EDB Postgres AI Benchmark Challenges Cloud Data Warehouse Dominance

  • EDB Postgres AI for WarehousePG benchmarked favorably against Snowflake, Databricks, Amazon Redshift, and Hive on Apache Iceberg, demonstrating up to 58% TCO savings.
  • The McKnight Consulting Group benchmark used a 10TB extended TPC-DS dataset and focused on high-concurrency mixed workloads.
  • EDB’s platform showed a 2.7x slowdown scaling to five concurrent users, outperforming competitors (3.9x, 4.0x, and 4.1x respectively).
  • EDB’s Q1 2026 platform updates include GPU-accelerated analytics, an enhanced Agent Studio, and Agentic Database Management features.
  • EDB PG AI achieved certification with Red Hat Ansible Automation Platform, enabling multi-AZ high availability and sub-30-second failover.

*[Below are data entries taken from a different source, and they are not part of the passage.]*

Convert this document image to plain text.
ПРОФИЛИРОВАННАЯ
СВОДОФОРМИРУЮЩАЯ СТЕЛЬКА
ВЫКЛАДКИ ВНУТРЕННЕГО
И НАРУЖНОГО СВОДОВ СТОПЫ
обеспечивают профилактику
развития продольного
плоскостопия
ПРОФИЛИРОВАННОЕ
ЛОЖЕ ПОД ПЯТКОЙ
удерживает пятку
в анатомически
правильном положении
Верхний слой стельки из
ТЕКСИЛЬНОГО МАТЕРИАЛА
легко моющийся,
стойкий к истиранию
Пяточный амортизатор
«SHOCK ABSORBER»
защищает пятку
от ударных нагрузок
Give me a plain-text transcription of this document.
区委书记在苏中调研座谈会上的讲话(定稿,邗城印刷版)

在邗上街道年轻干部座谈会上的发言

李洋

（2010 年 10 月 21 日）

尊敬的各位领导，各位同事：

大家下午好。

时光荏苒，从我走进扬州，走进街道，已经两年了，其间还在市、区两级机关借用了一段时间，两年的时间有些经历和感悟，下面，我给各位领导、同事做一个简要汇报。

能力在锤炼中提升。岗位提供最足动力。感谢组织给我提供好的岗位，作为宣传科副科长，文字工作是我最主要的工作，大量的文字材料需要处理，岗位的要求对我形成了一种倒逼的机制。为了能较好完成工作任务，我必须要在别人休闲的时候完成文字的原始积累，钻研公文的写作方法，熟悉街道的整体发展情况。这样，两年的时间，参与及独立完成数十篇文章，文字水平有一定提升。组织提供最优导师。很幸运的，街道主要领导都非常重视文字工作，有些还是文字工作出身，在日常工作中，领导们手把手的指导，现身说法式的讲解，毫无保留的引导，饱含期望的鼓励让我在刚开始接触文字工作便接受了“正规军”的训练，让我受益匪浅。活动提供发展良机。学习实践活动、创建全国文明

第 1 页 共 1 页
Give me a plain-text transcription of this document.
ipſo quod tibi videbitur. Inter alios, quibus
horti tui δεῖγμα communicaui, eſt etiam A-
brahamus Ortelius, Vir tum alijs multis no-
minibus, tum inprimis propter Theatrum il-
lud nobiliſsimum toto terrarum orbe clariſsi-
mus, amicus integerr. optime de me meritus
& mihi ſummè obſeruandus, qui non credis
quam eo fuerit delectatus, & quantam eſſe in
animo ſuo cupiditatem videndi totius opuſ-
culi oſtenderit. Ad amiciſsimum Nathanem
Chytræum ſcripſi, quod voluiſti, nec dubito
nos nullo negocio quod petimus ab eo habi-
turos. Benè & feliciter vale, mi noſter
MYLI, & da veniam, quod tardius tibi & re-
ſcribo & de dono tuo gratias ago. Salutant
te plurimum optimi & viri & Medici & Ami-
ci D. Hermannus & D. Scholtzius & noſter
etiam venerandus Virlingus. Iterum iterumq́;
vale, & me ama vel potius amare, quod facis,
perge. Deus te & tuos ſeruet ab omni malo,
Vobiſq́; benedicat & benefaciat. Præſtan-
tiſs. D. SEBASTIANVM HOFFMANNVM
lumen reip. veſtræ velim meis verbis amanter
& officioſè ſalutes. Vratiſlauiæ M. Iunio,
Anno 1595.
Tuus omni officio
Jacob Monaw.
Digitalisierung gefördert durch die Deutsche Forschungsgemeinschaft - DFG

The rise of agentic AI is creating a convergence of analytics, operations, and AI, exposing the limitations of fragmented cloud data stacks. EDB is positioning itself as a 'sovereign' alternative, emphasizing cost predictability and control, which could appeal to enterprises wary of cloud vendor lock-in and unpredictable pricing. This benchmark suggests a potential shift towards hybrid data architectures, where specialized on-premise solutions complement cloud offerings.

Adoption Rate
The success of EDB's strategy hinges on whether enterprises will adopt a hybrid approach, integrating EDB Postgres AI with existing cloud data warehouse deployments, rather than a full migration.
Competitive Response
Cloud data warehouse providers will likely respond to this benchmark with their own performance and cost optimization initiatives, potentially eroding EDB's competitive advantage.
Agentic AI Scale
The ability of EDB's platform to handle the increasing complexity and data volumes associated with widespread agentic AI deployments will be a key determinant of its long-term success.